Part of the Transcript, John Carr, founder of the Initiative on Catholic Social Thought and Public Life speaking.:
Let me make a little confession here. I think Pope Leo with his focus on Catholic social teaching could help us get beyond some of the what I call the pick a pope ecclesiology that haunts our church where folks say I'm part of the John Paul 2 generation. I'm a Benedict kind of Catholic. I'm part of team Francis. So now a lot of us are looking at what Leo wears or what language he speaks or uh uh his words and language to see if he's on our side. I think the question might be are we on his side.
In fact, by placing Catholic social teaching at the middle of his papacy, I would suggest that Pope Leo is lifting up one of the areas of greatest unity between himself uh John Paul 2, Benedict and Pope Francis. They in their own ways, their own words, different priorities, different emphases, they taught, affirmed, extended Catholic social teaching. Each of them insisted that Catholic social teaching was real doctrine, not marginal. It was integral, not optional. That it's at the heart of what it means to be a disciple of Jesus, not a matter of personal preference.
John Paul II was the apostle of solidarity. Benedict was a great teacher of social teaching and Francis exemplify then everything else. If we take this witness seriously, the common witness, we might have to change our behaviors, our attitudes. Some of us were tempted to apologize for all things Biden, including uh the opposition, any restrictions on the on abortion. I read in a Catholic publication someone said that President Trump is running the most Catholic, the most Christian administration either. We should not be cheerleaders for any politician. We should not be apologists for any administration. We should challenge all of them. And what it means is walking away from some of that partisanship that has meaning in this moment.

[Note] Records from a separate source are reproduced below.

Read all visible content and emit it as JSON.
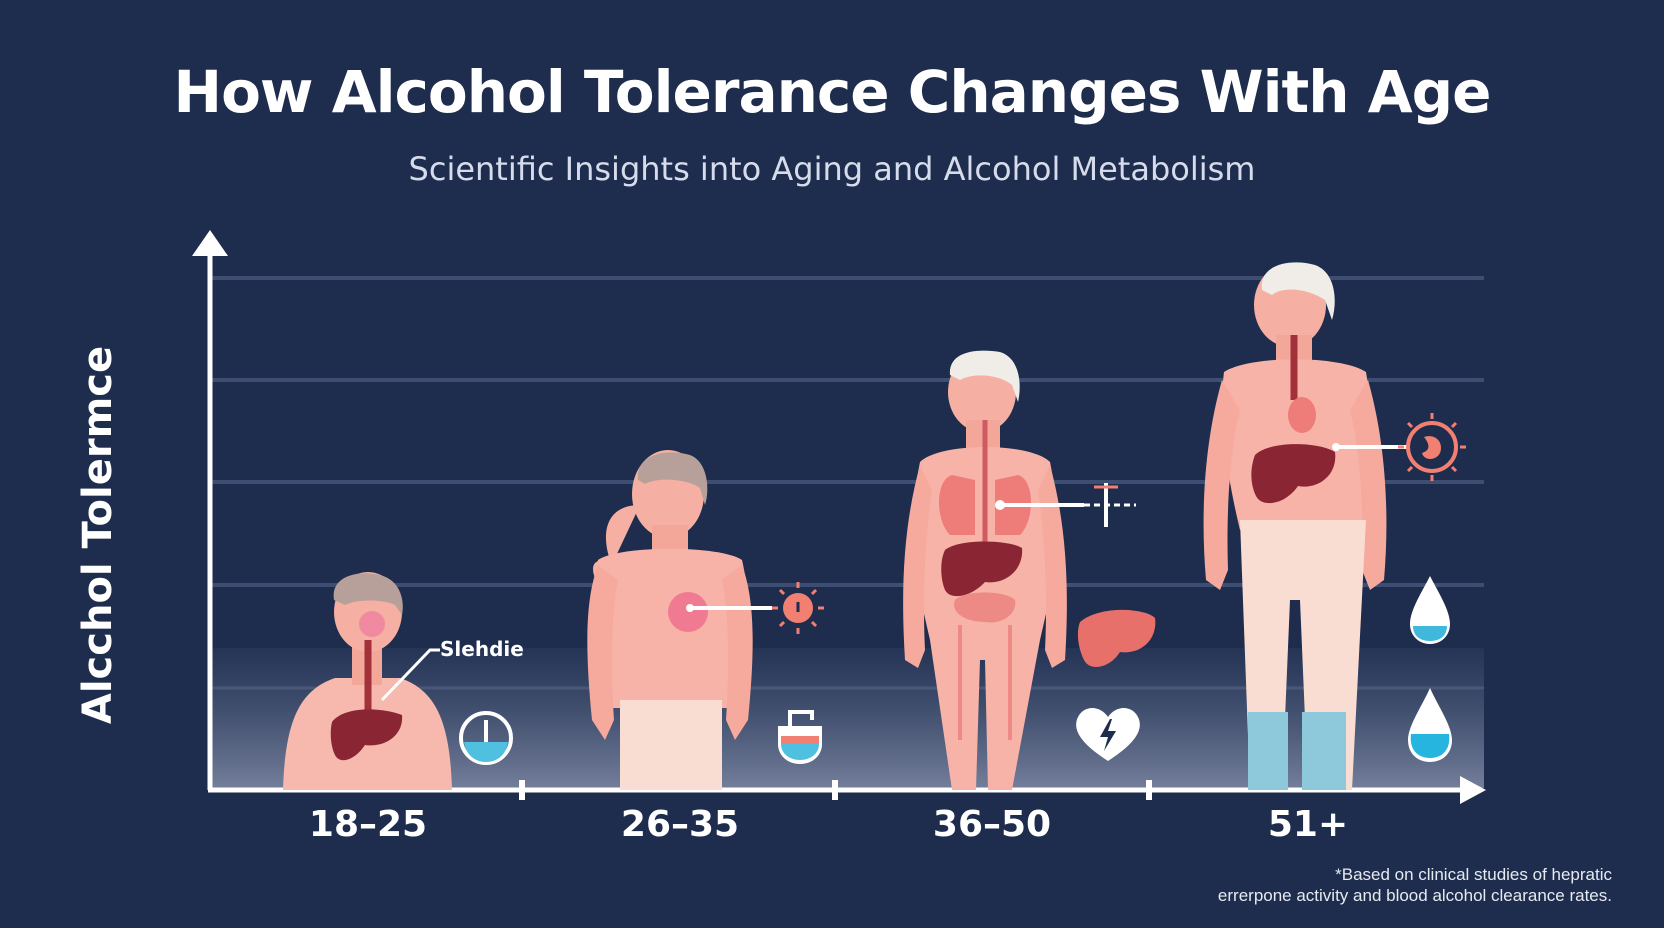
{
  "title": "How Alcohol Tolerance Changes With Age",
  "subtitle": "Scientific Insights into Aging and Alcohol Metabolism",
  "y_axis_label": "Alcchol Tolermce",
  "callout_label": "Slehdie",
  "age_groups": [
    {
      "label": "18–25",
      "icons": [
        "beaker-icon"
      ]
    },
    {
      "label": "26–35",
      "icons": [
        "sun-icon",
        "beaker-icon"
      ]
    },
    {
      "label": "36–50",
      "icons": [
        "crosshair-icon",
        "liver-icon",
        "heart-lightning-icon"
      ]
    },
    {
      "label": "51+",
      "icons": [
        "sun-stomach-icon",
        "droplet-icon",
        "droplet-icon"
      ]
    }
  ],
  "footnote": {
    "line1": "*Based on clinical studies of hepratic",
    "line2": "errerpone activity and blood alcohol clearance rates."
  },
  "colors": {
    "background": "#1e2d4d",
    "skin": "#f7b3a8",
    "organ": "#8a2633",
    "accent": "#f28072",
    "water": "#4fc0e0"
  }
}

The lesson of Catholic social teaching means we can't support taking food from hungry families or healthcare from sick families or abandoning our commitment to help the poorest people on earth. We can't forget about unborn children who seem to be lost in the debate about abortion after dads. We can't sit by and watch immigrants who are part of our community be demonized and deported. They're not criminals. Uh and we can't abandon our traditions of providing some welcome for refugees as they're fleeting oppression.